FILE PHOTO: June 7, 2020, Hampton, GA, USA; NASCAR Cup Series driver Bubba Wallace (43) wears a “I Can’t Breath, Black Lives Matter” shirt before the Folds of Honor Quik Trip 500 at Atlanta Motor Speedway. Mandatory Credit: Brynn Anderson/Pool Photo via USA TODAY Network/File Photo

Following protests over the killing of George Floyd while in Minneapolis police custody, NASCAR has promised to do more to address racial injustice.

“I’m excited for this opportunity to run #BlackLivesMatter on the car for Martinsville,” Wallace said in a video posted on Richard Petty Motorsports’ Twitter account. “This statement that we have right here. Running this race car. Being on live television.

“I think it’s going to speak volumes for what I stand for, but also what the initiative that NASCAR, the whole sport, is trying to push.”

During last Sunday’s race at Atlanta Motor Speedway Wallace wore a black T-shirt with the words “I Can’t Breathe”, which were Floyd’s last to officers restraining him.
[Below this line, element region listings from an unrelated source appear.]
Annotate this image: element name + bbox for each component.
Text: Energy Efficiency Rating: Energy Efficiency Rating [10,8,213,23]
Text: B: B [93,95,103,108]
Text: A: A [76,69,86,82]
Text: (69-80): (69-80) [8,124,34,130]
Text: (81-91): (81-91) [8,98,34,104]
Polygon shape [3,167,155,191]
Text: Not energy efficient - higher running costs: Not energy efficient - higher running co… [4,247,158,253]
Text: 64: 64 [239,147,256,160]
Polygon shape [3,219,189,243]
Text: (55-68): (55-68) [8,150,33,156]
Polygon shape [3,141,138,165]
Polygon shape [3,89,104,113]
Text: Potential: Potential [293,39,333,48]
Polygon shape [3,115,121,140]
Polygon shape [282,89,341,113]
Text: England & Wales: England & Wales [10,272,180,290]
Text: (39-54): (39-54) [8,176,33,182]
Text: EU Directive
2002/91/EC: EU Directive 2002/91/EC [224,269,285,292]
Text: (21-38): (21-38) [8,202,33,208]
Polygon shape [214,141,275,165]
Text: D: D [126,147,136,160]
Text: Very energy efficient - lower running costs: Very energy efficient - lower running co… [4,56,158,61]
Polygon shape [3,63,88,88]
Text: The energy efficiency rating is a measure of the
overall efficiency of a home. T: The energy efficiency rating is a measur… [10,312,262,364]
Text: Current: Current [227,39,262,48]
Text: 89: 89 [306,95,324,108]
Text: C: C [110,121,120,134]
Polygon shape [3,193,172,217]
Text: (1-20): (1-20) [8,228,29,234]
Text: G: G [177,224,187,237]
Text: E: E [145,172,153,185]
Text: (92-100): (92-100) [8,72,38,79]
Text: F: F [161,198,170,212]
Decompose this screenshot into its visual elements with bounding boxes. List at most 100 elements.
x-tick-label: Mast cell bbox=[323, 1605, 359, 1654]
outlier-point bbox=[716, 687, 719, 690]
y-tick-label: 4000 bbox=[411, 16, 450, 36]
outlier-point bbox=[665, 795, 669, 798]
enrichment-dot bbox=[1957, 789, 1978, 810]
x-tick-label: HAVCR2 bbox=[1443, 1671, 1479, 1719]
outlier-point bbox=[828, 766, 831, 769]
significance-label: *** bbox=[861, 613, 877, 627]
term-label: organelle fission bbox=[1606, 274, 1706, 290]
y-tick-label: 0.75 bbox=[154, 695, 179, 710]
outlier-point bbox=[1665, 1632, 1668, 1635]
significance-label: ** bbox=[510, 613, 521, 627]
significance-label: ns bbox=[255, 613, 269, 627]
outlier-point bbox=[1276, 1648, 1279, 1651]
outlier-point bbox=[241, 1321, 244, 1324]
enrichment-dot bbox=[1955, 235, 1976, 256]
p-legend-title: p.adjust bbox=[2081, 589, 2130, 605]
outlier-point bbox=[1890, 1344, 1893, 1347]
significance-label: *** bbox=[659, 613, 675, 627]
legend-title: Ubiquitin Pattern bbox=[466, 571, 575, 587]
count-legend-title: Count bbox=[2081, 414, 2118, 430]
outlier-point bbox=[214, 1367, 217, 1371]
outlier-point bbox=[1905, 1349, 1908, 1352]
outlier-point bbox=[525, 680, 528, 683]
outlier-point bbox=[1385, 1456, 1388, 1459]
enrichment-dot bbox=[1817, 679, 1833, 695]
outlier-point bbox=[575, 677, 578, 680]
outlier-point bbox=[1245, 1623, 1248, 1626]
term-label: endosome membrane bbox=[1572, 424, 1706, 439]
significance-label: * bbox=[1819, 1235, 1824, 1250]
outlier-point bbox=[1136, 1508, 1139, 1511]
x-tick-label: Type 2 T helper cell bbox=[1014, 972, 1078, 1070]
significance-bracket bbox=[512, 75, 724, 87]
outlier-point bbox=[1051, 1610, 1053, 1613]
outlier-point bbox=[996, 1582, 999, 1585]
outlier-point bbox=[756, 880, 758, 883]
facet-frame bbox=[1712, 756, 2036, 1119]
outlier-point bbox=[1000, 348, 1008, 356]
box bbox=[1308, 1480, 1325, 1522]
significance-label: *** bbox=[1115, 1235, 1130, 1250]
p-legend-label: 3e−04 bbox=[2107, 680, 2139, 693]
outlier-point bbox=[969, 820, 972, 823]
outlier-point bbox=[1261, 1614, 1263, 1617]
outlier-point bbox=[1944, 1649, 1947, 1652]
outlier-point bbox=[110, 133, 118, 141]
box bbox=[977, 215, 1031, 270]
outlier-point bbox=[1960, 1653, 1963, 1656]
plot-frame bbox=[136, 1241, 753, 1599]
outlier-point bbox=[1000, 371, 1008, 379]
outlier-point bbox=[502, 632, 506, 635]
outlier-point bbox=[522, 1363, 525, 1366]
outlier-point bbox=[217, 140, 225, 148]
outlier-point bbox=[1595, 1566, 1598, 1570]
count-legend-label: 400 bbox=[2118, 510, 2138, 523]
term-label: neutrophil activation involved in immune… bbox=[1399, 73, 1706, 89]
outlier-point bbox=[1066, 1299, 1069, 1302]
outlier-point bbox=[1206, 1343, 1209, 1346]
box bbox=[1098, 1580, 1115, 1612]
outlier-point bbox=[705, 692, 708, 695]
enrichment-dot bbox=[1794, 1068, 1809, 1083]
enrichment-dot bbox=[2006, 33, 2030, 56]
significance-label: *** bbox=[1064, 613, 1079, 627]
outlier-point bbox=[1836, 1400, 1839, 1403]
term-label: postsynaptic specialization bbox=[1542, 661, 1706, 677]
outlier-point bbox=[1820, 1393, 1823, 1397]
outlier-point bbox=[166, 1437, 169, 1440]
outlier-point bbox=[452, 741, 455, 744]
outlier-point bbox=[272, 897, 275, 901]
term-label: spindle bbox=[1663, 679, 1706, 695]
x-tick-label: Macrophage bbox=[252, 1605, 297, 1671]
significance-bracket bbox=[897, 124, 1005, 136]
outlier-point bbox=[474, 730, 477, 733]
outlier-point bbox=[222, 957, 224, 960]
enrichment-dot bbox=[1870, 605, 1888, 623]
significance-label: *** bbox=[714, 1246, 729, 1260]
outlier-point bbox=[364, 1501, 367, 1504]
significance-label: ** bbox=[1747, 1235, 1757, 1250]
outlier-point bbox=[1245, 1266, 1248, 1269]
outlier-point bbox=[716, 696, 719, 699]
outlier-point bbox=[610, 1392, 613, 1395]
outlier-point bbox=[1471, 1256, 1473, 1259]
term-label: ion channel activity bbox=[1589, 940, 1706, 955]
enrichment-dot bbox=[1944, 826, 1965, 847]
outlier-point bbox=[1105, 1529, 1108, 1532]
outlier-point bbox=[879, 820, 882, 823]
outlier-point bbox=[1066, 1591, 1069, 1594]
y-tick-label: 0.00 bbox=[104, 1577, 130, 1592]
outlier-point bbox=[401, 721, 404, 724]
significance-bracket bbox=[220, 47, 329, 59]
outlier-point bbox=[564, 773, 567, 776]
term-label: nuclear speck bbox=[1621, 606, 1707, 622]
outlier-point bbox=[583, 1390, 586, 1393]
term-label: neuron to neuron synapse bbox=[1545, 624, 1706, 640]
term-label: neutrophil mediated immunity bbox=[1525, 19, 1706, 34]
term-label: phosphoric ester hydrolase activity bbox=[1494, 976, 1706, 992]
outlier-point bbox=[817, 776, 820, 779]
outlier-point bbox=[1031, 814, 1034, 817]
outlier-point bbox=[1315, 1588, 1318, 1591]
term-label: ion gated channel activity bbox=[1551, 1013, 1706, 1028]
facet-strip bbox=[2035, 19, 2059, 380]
The paint scheme used on Wallace’s car on Sunday is striking with two fists, one black and the other white locked together on the hood.

Underneath the graphic are the words “Compassion, Love, Understanding”.

“I think the two fists — the black fist and the white fist — going hand in hand speaks volumes, says a lot. Has a lot of power behind it,” Wallace said.

The Martinsville track in Virginia is significant for Wallace. It is where he came up through NASCAR’s Drive for Diversity program and won his first race in a national truck series in 2013.

NASCAR president Steve Phelps said on Sunday the sport would do more to address racial injustice and is coming under increasing pressure to ban the Confederate flag, widely viewed as a symbol of slavery, which still flies prominently at many races and remains popular among the sport’s strongly southern, white and conservative fan base.

NASCAR first asked fans in 2015 to not bring Confederate flags to race but this has been largely ignored.